Nicoleta is flying again. There are still wounds, but time will heal them, because God takes care of each and every swallow!

Nicoleta was abandoned, a soul with broken wings who found strength to fly again through the love of a family! Each child has the right to a family, the right to experience unconditional love and a healthy environment and so to rise and learn to fly again!

Meet Laurențiu

Laurențiu is the oldest from a family of five children. I write to you about him with lots of emotion, because I was a part of many "firsts" in his life. I was there for his first time in a city, his first summer camp, his first time in a grocery store, his first time on the train, his first time at a restaurant – and many more.
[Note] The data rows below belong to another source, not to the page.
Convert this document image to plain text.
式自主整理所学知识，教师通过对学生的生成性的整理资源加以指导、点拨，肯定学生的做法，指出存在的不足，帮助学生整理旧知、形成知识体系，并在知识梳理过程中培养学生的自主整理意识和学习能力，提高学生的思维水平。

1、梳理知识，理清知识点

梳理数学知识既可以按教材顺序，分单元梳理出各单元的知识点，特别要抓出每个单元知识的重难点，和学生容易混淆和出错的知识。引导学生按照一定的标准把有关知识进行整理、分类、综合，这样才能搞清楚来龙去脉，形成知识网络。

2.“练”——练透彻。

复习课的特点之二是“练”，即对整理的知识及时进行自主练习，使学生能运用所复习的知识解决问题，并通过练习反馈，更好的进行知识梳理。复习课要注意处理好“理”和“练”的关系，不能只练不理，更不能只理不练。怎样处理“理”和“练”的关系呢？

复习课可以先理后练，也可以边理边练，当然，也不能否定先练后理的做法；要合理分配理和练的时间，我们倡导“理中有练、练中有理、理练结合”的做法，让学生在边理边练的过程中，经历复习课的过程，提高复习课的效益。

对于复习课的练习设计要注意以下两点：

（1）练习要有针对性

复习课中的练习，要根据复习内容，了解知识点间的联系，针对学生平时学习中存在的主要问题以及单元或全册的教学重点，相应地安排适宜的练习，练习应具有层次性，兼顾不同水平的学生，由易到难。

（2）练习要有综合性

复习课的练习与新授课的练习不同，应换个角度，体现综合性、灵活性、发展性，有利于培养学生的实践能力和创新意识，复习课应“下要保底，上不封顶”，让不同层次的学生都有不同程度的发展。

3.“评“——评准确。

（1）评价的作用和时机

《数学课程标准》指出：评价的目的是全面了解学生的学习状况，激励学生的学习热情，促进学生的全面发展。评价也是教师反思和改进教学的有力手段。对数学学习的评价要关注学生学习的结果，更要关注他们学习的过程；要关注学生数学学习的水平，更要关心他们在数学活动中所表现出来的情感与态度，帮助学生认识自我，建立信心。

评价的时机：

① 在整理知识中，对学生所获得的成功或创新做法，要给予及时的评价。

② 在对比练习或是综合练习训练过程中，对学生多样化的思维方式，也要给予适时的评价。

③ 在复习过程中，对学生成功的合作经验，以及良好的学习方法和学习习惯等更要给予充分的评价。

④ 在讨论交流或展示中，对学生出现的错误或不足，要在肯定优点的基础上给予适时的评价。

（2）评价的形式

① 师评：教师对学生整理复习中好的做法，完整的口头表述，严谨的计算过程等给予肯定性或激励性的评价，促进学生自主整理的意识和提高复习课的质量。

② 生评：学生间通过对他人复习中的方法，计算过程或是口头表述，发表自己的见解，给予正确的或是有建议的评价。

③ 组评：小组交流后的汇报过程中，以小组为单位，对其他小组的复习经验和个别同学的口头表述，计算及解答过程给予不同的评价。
Laurențiu and his younger siblings in their home.

Laurențiu and his younger siblings in their home.

  Laurențiu is a happy kid – he is smart, a hard worker and full of life. But his life is difficult because he carries burdens no child should have to carry. His mother has special needs and his father does not support his family. Often, ten-year-old Laurențiu cares for the house and his little siblings.

Whoppers!

Whoppers!

            Our Poverty Prevention team has become deeply involved in his life.

We regularly give him the opportunity to come to Arad to socialize and to learn daily life skills like personal hygiene, how to clean his house and how to navigate a bustling city.

Laurențiu and Doina from Poverty Prevention.

Laurențiu and Doina from Poverty Prevention.

            We believe each child has a right to be educated, and we work hard to give them the opportunities and support they need to thrive. By doing so, we are helping to raise a better society!